Monday, March 2, 2009

Granny and Suchen Christine Lim

KUALA LUMPUR, Malaysia. -- 17 February 2009. It was already 5:30 p.m. and yet there was another presentation. I wanted to protest, I wanted to excuse myself, I wanted to sneak into my room, just one floor below the Executive Lounge.

But good manners prevailed over childishness.

“Please wake me up if I snore,” I told my table mate.


Suchen Christine Lim posing graciously with me.


The last speaker on the first day of the seminar was a slender lady with a gentle voice. She was a reserved speaker compared to the flamboyant, expressive, and gregarious Janet Evans of UK.

A Singaporean, she is Suchen Christine Lim. She began by reading a poem of hers from her book, The Lies That Build a Marriage.
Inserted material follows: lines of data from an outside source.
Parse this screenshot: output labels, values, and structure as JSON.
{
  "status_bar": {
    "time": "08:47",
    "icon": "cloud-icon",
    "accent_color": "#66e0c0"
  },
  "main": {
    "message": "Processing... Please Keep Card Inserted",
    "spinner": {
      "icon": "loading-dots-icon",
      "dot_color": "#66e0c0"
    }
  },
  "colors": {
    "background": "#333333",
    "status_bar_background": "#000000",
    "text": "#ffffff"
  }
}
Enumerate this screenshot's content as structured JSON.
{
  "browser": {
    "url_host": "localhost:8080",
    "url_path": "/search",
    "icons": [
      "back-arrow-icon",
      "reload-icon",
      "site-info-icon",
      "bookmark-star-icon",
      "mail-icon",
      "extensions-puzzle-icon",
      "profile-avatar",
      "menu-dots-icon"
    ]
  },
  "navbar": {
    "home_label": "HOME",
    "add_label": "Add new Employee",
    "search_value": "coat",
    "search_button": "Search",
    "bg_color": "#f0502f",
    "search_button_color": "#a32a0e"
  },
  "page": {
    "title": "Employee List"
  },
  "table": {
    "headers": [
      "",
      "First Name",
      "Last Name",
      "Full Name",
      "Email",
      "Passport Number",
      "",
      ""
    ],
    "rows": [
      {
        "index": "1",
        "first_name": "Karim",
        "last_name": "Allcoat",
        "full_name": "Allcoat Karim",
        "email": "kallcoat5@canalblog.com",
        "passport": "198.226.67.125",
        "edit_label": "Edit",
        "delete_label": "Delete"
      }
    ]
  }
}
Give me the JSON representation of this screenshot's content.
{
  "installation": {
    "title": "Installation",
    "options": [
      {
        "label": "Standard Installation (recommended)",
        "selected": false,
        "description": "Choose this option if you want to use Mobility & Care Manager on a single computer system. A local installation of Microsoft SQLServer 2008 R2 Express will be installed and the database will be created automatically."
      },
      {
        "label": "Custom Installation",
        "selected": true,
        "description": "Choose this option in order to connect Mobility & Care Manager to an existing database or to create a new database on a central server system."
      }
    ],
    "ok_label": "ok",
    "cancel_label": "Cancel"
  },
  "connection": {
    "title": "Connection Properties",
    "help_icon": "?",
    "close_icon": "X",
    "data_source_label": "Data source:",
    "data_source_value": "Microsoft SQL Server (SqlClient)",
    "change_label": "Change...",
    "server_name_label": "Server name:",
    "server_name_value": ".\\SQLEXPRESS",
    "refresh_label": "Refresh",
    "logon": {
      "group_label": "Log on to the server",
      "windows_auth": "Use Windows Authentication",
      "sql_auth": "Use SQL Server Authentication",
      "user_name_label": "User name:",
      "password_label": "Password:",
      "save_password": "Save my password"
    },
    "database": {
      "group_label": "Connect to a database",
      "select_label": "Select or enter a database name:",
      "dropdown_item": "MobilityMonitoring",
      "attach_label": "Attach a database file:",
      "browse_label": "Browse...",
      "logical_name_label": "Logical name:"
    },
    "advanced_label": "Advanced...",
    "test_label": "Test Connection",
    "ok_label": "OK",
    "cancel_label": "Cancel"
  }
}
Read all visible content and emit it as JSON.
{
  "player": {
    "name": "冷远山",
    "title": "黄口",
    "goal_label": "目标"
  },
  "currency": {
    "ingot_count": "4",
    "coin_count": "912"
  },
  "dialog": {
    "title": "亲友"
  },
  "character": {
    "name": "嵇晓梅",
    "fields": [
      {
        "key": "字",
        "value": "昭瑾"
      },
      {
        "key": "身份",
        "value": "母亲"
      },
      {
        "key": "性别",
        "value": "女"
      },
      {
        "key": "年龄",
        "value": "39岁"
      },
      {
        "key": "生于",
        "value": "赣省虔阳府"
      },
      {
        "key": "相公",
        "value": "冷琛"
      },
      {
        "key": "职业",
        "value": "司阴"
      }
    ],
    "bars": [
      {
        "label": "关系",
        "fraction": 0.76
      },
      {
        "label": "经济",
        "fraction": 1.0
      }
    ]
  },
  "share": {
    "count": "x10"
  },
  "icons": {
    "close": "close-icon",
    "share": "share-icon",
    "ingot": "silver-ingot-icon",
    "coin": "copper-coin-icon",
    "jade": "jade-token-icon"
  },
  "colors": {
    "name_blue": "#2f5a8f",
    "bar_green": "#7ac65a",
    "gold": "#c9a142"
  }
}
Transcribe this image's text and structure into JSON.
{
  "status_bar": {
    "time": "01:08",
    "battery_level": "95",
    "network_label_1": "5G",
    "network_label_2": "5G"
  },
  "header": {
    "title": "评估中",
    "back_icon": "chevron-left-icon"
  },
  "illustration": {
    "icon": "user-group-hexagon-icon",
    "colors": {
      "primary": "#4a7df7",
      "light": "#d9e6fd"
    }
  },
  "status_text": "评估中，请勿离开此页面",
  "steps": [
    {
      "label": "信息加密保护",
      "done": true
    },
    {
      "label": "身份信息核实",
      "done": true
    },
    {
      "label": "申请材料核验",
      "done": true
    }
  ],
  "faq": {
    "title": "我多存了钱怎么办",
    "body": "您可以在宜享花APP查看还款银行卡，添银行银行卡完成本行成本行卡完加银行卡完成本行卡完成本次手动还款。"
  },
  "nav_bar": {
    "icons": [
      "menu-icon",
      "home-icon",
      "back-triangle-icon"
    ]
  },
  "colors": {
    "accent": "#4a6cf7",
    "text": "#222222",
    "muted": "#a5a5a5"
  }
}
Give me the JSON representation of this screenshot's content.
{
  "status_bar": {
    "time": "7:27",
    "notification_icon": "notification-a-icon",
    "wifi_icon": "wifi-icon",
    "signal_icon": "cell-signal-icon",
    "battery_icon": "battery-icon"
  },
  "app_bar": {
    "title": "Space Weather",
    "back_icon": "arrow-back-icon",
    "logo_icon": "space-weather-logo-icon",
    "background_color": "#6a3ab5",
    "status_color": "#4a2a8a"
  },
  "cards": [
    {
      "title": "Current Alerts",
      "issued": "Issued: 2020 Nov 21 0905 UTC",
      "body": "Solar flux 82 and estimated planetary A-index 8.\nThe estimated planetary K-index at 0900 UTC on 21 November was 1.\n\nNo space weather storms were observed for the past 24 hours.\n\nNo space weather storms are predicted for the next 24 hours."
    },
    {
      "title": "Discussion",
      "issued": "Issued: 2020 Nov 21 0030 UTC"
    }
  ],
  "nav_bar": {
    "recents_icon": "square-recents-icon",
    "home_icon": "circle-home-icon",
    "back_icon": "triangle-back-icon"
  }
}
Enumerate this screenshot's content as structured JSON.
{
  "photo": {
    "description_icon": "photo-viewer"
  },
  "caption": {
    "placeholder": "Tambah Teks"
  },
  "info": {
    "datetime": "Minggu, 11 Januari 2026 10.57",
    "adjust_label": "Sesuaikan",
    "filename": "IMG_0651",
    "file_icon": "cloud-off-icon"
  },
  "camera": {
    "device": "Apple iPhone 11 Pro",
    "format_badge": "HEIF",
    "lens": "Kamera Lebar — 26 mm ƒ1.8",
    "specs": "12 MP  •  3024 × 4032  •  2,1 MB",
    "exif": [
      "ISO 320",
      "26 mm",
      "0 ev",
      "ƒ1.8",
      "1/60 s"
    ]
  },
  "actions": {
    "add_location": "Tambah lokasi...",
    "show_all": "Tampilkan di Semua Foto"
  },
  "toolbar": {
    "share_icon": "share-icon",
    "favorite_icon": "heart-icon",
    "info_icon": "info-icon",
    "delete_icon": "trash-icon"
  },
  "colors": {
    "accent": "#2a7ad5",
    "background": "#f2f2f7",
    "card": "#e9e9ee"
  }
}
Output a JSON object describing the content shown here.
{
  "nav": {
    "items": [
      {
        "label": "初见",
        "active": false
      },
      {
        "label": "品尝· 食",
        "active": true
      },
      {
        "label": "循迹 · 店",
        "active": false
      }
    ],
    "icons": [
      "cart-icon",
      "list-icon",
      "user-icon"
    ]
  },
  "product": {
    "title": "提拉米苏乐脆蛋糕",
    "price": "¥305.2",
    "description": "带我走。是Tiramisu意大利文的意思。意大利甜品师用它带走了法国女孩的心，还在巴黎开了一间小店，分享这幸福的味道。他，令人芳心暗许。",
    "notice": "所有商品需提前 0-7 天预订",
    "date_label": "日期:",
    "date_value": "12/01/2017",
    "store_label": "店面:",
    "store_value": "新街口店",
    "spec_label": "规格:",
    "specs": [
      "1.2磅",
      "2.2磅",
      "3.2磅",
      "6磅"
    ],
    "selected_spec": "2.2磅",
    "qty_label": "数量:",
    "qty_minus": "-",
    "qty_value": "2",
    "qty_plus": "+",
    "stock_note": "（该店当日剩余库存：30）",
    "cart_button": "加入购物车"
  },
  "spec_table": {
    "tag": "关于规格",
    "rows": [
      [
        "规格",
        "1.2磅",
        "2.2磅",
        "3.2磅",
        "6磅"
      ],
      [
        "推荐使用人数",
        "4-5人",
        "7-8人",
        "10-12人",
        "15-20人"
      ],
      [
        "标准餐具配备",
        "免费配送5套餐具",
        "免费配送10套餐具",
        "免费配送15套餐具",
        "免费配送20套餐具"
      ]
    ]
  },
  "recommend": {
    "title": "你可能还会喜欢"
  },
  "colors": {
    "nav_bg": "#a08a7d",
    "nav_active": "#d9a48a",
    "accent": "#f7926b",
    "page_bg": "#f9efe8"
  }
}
The poem’s about a child who doesn’t speak a word of English on her first day in school. The child is bewildered, scared, and lost. Then a teacher reads stories from picture books to the class.
The child is assured by the illustrations and the sound of the words. She doesn’t understand the words but the illustrations open the world of imagination to her. After two years, the child becomes fluent in English.

Suchen Christine Lim closed the book she was reading, then said, “That child was me. My advice to teachers? Keep reading aloud to your pupils even if they don’t seem to understand. One day, they will.”

Suchen said she was number 44 out of 45 pupils when she was in Grades 1 and 2. Then she shot up to number 3 in third grade! Stephen D. Krashen, an American reading advocate, would love to meet Suchen and document her early reading experiences.

However, although Suchen had become an achiever, all was not well. Suchen was soon reading on her own, fluently and critically. She said she was agitated that her Chinese family, culture, and identity were not in the books she read.

The solution? She wrote books about her own people.

She read to us a simple book entitled, Granny, and illustrated by Roy Foo. She wrote it in 1990 for the Ministry of Education of Singapore. It was almost aborted because it was deemed inappropriate for children.

Thank heavens, there’s a tenacious and steadfast child in the slender and soft-spoken Suchen. Surreptitiously, she asked her colleagues to read Granny and to read it to real children.

Her colleagues told her they cried after reading the story. And the children cried after listening to the story. They all cried and they all loved Granny.

Thanks to their honest and courageous tears, the book has lived and has been re-issued this year for official use of the Ministry of Education of Singapore!

What is Granny all about? It’s about a Chinese grandmother and granddaughter in Singapore. They don’t have names, just granny and child.

The book shows the everyday relationship between them. Like every curious child, she asks many ‘why’ and ‘what if’ questions. One day, death snatches Granny away from this curious and adorable child. The book ends with the little girl lying in bed, caressing the quilt her granny had made for her.

Roy Foo’s simple illustration matches Suchen’s simple story. And yet the illustration deepens the impact of the text and honors the elderly as well as the culture of Chinese families in Singapore.

Taken together, Suchen’s text and Roy’s illustration tell a powerful story which score’s a bull’s eye because it goes straight to the readers’ heart. Its simplicity is its strength. There’s no sentimentalism, no mawkish tears. All it offers is innocent grief, quiet acceptance, and loving remembrance.

As I write this article, I cry quiet tears for a child I never met and never will. His name is Julian Carlo Miguel “Amiel” Alcantara, a 10-year old pupil at the Ateneo Grade School in Loyola Heights, Quezon City, Philippines.

The present tense in the previous sentence isn’t a grammatical mistake. I am deliberately choosing the present tense.

Amiel’s young life was snuffed out by a van gone berserk in his school’s parking lot last Tuesday, February 24.

Death isn’t an inappropriate subject matter for children’s picture storybooks.

Someday, I wish Amiel’s family, classmates, and friends would be able to read Jenny Angel and Granny. I wish they’d be comforted and healed.